Integral of 1 Over 1 Plus x Squared

In this tutorial we shall another important integration that is integral of 1 over 1 plus x squared; this integral is also using as an important formula.
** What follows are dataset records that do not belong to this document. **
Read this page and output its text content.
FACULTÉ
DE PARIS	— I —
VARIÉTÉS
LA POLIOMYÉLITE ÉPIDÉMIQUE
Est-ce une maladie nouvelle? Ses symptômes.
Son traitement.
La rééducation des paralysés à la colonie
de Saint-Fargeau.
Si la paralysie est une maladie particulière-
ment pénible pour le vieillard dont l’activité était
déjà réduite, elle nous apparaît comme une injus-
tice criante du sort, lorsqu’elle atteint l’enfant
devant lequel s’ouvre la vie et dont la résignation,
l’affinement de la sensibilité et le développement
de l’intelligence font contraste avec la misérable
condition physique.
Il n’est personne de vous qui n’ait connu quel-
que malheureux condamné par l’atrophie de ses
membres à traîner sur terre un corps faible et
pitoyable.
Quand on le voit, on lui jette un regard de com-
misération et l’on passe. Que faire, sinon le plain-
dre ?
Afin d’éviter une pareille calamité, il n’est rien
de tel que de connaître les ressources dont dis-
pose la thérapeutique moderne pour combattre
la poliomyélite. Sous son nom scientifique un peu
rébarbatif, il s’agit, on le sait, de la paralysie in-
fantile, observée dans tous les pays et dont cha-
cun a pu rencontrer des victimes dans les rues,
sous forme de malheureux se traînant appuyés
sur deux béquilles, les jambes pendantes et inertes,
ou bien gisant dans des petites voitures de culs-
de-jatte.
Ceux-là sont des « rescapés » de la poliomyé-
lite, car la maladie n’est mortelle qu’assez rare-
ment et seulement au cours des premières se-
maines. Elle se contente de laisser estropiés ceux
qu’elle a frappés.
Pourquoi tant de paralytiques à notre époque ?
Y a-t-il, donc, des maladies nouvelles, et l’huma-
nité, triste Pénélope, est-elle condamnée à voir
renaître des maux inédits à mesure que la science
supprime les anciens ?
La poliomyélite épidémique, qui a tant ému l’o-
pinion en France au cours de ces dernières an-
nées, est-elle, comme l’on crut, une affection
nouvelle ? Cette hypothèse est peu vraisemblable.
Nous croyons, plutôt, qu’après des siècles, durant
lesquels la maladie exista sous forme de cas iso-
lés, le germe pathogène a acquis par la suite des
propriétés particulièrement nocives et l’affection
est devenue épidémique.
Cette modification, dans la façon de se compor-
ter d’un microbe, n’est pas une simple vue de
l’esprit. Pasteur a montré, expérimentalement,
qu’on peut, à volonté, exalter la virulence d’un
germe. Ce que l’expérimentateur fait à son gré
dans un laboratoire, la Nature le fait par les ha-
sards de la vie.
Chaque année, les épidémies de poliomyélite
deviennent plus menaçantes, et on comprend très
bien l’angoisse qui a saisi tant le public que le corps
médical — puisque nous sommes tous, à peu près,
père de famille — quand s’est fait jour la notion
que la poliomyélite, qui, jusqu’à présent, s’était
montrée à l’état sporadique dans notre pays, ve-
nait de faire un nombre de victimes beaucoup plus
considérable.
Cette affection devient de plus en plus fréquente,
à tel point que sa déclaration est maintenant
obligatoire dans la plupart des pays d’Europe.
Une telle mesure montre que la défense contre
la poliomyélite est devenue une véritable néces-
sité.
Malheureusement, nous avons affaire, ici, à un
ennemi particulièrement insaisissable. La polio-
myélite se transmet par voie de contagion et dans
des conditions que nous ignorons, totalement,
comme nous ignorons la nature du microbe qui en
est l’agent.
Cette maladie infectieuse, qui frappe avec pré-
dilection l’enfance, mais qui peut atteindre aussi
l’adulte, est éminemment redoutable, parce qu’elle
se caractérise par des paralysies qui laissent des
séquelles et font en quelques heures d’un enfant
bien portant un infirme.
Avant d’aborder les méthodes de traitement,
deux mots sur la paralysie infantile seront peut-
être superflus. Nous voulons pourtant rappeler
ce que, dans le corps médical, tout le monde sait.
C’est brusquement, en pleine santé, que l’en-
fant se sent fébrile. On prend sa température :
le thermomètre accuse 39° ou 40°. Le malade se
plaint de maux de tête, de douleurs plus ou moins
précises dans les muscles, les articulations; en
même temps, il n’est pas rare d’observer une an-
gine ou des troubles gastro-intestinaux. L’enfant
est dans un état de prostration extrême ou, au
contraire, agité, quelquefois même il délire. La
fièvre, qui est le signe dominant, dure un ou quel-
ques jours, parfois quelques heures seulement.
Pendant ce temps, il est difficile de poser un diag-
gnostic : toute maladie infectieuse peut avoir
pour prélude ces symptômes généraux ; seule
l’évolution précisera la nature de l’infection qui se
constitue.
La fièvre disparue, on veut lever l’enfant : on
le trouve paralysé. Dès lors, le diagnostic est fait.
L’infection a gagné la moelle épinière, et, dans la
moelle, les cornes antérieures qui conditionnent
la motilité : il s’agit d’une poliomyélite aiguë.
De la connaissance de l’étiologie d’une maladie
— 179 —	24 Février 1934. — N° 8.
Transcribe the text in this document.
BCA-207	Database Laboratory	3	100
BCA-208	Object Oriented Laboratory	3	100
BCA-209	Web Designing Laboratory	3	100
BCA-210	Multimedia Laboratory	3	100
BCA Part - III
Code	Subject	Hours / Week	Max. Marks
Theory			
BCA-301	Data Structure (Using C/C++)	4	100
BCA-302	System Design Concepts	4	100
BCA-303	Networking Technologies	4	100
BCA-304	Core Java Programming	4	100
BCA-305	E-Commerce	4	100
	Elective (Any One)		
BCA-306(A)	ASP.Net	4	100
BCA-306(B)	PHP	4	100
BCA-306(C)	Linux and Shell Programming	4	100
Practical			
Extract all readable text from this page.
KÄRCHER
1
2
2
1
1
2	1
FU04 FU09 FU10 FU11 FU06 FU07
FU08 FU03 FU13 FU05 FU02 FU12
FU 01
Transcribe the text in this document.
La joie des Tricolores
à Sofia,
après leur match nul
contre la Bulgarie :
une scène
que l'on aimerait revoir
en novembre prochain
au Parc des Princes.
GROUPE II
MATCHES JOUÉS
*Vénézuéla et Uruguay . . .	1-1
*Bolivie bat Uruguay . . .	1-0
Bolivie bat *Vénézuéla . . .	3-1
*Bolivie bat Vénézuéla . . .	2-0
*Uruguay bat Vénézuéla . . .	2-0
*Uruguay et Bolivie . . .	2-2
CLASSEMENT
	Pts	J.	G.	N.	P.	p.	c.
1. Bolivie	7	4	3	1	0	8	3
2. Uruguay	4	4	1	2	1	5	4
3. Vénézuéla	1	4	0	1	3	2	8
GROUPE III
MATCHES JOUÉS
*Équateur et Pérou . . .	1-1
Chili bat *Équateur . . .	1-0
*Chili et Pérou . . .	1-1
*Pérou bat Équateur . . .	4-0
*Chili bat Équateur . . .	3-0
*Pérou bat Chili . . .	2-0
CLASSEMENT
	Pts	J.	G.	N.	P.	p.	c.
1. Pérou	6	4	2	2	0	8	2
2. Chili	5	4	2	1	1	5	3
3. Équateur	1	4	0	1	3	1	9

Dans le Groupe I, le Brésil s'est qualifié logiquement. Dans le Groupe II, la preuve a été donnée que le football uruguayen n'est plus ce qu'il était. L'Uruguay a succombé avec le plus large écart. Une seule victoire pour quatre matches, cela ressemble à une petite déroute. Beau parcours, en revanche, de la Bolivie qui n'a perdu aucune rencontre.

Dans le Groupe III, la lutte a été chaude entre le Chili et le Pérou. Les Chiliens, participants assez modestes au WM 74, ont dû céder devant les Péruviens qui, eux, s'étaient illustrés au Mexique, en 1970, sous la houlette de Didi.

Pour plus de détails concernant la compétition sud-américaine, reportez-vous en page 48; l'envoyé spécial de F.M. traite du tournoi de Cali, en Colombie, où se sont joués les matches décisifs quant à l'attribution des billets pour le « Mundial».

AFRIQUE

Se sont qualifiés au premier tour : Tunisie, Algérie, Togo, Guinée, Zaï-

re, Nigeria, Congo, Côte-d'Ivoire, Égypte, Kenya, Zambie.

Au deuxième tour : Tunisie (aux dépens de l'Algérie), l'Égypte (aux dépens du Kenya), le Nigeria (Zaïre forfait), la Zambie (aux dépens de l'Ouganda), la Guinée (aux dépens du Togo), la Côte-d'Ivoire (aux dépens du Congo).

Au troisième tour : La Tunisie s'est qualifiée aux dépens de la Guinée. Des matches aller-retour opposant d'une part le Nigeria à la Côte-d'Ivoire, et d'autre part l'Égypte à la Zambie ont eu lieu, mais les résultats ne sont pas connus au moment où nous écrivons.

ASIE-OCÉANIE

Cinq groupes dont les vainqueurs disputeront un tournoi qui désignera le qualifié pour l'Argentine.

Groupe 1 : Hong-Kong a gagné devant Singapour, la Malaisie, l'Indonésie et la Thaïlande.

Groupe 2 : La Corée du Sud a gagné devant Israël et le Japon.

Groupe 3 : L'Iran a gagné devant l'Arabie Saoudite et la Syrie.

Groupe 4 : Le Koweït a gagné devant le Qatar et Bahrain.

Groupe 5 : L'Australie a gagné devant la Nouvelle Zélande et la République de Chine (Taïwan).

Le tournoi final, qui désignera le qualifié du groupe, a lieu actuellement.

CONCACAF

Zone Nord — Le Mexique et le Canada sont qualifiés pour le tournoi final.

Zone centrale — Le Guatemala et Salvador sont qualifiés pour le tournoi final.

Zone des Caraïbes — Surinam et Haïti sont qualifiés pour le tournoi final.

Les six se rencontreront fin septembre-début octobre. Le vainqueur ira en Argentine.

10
The integral of \frac{1}{{1 + {x^2}}} is of the form

\int  {\frac{1}{{1 + {x^2}}}dx = } {\tan ^{ - 1}}x + c


To prove this formula, consider

\frac{d}{{dx}}\left[  {{{\tan }^{ - 1}}x + c} \right] = \frac{d}{{dx}}{\tan ^{ - 1}}x +  \frac{d}{{dx}}c


Using the derivative formula \frac{d}{{dx}}{\tan ^{ - 1}}x = \frac{1}{{1 +  {x^2}}}, we have

\begin{gathered} \frac{d}{{dx}}\left[ {{{\tan }^{ - 1}}x + c}  \right] = \frac{1}{{1 + {x^2}}} + 0 \\ \Rightarrow \frac{d}{{dx}}\left[ {{{\tan }^{  - 1}}x + c} \right] = \frac{1}{{1 + {x^2}}} \\ \Rightarrow \frac{1}{{1 + {x^2}}} = \frac{d}{{dx}}\left[ {{{\tan }^{ -  1}}x + c} \right] \\ \Rightarrow \frac{1}{{1 + {x^2}}}dx =  d\left[ {{{\tan }^{ - 1}}x + c} \right]\,\,\,\,{\text{ -  -  -  }}\left( {\text{i}} \right) \\ \end{gathered}


Integrating both sides of equation (i) with respect to x, we have

\int  {\frac{1}{{1 + {x^2}}}dx}  = \int  {d\left[ {{{\tan }^{ - 1}}x + c} \right]}


As we know that by definition integration is the inverse process of derivative, so we have

\int  {\frac{1}{{1 + {x^2}}}dx}  = {\tan ^{ -  1}}x + c


As we know that derivative of

\frac{d}{{dx}}{\cot ^{ - 1}}x =  - \frac{1}{{1 + {x^2}}}

This formula can also be written as

\int  {\frac{1}{{1 + {x^2}}}dx}  =  - {\cot ^{ - 1}}x + c